La publicación en castellano del libro de Marcello Musto, Karl Marx, 1881-1883. El último viaje del Moro (México, Siglo XXI, 2020) y su traducción reciente al catalán (L’últim Marx. Una biografia política, Tigre de Paper, 2021) han reabierto el debate sobre el último período de la vida y la obra de Marx. La buena recepción de este libro en varios países –publicado en italiano en 2016, ya ha sido traducido en 15 idiomas– parece mostrar un renovado interés por nuevas lecturas de la obra del revolucionario alemán. Entrevistamos a Marcello Musto, autor de numerosos libros sobre la obra de Marx y catedrático de Sociología en la Universidad de York (Toronto).

¿A qué crees que se debe este retorno a la obra de Marx a comienzos del siglo XXI? ¿Y por qué concentrarnos ahora en el último período de su vida?

En los últimos años de su vida, Marx profundizó muchas cuestiones que, aunque a menudo subestimadas, o incluso ignoradas por los estudiosos de su obra, adquieren una importancia crucial para la agenda política de nuestro tiempo. Entre ellas está la ecología, la libertad individual en la esfera económica y política, la emancipación de género, la crítica al nacionalismo y las formas de propiedad colectiva no controladas por el Estado.

Además, Marx investigó a fondo las sociedades extra-europeas y se expresó sin ambages contra los estragos del colonialismo. Es un error sugerir lo contrario. Esto se ha hecho evidente gracias a los manuscritos inacabados de Marx, recién publicados por la edición histórico-crítica de sus obras completas – la Marx-Engels Gesamtusgabe (MEGA2)–, a pesar del escepticismo que todavía está de moda en ciertos sectores académicos. Así, treinta años después del fin de la Unión Soviética, es posible leer a un Marx muy distinto del teórico dogmático, economicista y eurocéntrico que ha sido criticado, durante tantos años, por quienes no habían leído su obra o lo habían hecho solo superficialmente.

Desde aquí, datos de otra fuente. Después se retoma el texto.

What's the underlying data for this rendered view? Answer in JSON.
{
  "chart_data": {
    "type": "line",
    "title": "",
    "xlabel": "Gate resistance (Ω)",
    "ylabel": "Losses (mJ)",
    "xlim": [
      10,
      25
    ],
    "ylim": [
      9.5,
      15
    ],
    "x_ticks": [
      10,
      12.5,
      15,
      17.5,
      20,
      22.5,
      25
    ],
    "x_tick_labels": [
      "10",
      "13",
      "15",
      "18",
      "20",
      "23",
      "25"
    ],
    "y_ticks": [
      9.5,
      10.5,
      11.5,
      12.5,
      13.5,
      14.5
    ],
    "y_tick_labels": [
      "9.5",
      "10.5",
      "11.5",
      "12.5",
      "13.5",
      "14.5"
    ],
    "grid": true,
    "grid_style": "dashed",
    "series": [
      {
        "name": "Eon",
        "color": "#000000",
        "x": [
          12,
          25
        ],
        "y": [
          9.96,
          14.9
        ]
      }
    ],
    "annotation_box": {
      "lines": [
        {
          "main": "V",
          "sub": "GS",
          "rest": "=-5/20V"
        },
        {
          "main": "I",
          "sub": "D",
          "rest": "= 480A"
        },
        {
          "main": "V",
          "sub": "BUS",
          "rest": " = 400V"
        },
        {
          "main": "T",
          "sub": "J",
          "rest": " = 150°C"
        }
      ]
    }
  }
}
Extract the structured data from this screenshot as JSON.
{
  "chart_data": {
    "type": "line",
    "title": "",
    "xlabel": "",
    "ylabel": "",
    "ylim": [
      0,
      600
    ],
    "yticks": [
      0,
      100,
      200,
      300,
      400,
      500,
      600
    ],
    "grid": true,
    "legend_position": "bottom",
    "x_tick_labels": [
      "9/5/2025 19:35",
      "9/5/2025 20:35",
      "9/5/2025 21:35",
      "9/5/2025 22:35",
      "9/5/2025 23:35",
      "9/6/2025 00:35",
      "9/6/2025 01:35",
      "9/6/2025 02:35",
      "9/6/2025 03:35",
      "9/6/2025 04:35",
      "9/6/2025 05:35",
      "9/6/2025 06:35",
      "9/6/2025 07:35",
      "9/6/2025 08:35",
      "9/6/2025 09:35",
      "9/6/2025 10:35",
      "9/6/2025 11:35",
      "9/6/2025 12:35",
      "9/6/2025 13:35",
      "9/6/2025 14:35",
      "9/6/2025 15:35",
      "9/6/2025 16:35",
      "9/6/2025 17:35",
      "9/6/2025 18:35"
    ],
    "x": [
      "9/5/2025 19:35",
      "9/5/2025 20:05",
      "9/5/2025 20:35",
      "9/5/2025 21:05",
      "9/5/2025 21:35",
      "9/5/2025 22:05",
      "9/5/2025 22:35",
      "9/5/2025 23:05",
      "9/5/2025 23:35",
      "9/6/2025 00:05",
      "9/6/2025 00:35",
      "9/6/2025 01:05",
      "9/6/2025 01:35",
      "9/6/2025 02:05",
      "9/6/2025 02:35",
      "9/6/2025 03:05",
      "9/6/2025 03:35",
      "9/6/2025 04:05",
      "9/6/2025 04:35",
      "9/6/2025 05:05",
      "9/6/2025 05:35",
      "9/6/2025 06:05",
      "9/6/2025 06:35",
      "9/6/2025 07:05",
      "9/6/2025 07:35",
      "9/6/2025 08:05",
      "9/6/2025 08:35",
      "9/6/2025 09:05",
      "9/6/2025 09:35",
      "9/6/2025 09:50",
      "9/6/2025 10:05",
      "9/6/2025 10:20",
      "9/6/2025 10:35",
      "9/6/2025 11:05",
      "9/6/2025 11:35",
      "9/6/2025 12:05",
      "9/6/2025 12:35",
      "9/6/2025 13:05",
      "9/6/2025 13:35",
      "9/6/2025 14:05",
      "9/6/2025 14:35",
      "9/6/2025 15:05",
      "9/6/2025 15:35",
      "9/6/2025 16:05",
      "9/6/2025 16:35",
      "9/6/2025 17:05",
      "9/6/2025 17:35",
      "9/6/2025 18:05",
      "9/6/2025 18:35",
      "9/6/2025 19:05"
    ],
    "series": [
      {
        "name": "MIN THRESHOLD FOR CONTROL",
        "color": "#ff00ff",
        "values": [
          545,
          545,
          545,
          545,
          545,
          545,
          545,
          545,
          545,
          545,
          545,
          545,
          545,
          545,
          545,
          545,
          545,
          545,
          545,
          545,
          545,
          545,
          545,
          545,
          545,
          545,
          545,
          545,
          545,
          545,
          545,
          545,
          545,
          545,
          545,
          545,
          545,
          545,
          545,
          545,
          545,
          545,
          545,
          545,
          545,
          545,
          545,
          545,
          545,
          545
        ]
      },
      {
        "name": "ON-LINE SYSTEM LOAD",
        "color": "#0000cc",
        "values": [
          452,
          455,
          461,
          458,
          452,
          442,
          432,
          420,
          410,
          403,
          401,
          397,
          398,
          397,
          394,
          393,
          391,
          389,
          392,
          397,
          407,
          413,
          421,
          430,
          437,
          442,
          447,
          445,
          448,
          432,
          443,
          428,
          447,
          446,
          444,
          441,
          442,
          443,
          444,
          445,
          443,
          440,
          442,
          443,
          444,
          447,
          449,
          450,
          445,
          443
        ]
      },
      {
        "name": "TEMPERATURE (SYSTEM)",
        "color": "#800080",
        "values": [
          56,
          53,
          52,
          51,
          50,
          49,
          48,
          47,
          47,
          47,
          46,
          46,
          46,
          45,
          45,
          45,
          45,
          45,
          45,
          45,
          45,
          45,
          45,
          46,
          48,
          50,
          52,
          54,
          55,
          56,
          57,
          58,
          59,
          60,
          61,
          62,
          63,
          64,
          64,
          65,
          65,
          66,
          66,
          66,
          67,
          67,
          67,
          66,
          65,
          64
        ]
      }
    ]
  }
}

Casi todas las biografías intelectuales de Marx publicadas hasta hoy han dado un peso excesivo al examen de sus escritos de juventud. Durante mucho tiempo, la dificultad de examinar los estudios de los últimos años de su vida ha obstaculizado el conocimiento de los importantes logros que él alcanzó. Todos los biógrafos de Marx han dedicado muy pocas páginas a su actividad después de la disolución de la Asociación Internacional de Trabajadores, en 1872, y han utilizado casi siempre el título genérico de “la última década” para resumir esta parte de su existencia, en lugar de profundizar en lo que realmente hizo durante ese período. Mi libro pretende contribuir a llenar este vacío.

 

Poniendo el foco en “el último Marx”, ¿qué aportan sus cuadernos sobre las sociedades precapitalistas y sus estudios etnológicos?

Entre 1881 y 1882, Marx hizo notables progresos teóricos en relación con la antropología, los modos de producción precapitalistas, las sociedades no occidentales, la revolución socialista y la concepción materialista de la historia. Él consideraba que el estudio de nuevos conflictos políticos y de nuevos temas y zonas geográficas era fundamental para su crítica del sistema capitalista. Esto le permitió abrirse a nuevas especificidades nacionales y considerar la posibilidad del desarrollo del movimiento comunista en formas diferentes de las que había pensado anteriormente.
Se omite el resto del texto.